Vale lembrar que esse é um trabalho que envolve não apenas a Federação da Agricultura e Pecuária do Estado de São Paulo (Faesp), Senar-SP e Sindicatos Rurais e produtores. Mas, também, age de forma transversal com várias entidades. Desde já, o Programa Rotas Rurais, da Secretaria de Agricultura e Abastecimento do Estado de São Paulo, que faz o cadastramento rural digital, por exemplo, é uma ferramenta importante nesse projeto. Pois, agiliza o acesso às propriedades mais afastadas dos centros urbanos, muitas vezes com poucas informações disponíveis.

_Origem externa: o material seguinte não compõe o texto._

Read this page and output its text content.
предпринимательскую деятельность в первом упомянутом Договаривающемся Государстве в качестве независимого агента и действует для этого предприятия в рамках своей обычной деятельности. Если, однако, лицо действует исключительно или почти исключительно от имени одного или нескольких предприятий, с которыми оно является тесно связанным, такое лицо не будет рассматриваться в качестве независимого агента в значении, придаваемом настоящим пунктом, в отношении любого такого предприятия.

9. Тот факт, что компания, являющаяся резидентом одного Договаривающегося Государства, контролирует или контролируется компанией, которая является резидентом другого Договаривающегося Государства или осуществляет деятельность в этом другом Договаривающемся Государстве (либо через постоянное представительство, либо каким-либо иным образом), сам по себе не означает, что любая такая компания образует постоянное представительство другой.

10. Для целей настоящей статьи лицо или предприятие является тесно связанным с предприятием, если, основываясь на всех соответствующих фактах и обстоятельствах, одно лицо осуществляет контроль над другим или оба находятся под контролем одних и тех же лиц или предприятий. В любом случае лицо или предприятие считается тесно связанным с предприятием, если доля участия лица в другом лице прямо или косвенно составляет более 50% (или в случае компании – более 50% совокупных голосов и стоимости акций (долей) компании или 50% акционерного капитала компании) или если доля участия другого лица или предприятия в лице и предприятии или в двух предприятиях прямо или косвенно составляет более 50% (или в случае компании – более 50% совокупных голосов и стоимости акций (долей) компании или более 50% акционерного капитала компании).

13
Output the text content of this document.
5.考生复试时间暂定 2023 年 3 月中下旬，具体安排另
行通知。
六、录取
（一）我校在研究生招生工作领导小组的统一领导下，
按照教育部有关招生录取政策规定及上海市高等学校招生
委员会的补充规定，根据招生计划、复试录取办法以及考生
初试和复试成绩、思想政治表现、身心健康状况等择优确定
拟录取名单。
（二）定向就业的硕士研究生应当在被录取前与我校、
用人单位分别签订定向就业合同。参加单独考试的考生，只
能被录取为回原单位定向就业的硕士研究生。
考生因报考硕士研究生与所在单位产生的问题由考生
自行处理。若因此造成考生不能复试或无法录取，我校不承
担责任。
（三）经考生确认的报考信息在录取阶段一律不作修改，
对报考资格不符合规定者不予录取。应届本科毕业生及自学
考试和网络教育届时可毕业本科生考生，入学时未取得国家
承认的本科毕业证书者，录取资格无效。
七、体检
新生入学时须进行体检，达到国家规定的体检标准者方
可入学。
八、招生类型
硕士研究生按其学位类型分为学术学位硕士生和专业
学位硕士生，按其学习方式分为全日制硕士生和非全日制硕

Do mesmo modo, outra ferramenta é o Cadastro Ambiental Rural (CAR). Em que os produtores deram início ao processo há cerca de uma década e agora estão na fase de validação dos dados. Aliás, as informações preliminares que estão no documento serão um ponto de partida para os pesquisadores que visitarão as cerca de 410 mil propriedades rurais em todo o estado.
Potência do agro paulista
Ao passo que devemos recordar que, no início do século passado, São Paulo cultivava basicamente café e cana-de-açúcar. Contudo, a imigração teve papel vital na transformação dessa realidade, fazendo do nosso estado uma grande potência agropecuária. Logo, adaptando as culturas às regiões mais propícias ao seu melhor desempenho. Primordialmente, em 50 anos demos um passo definitivo para a valorização do homem do campo, colocando o setor como uma das locomotivas do desenvolvimento econômico. E a diversificação de culturas permitiu que nossa balança comercial atendesse a mercados em todos os continentes.
Portanto, como a expectativa é ampliar ainda mais a participação do setor agropecuário na economia nacional, encaramos o Projeto Integrar como um grande desafio. E, uma ferramenta de impulsão do agro. Afinal, uma fotografia que depende de todos os envolvidos e será, certamente, referência para o nosso país.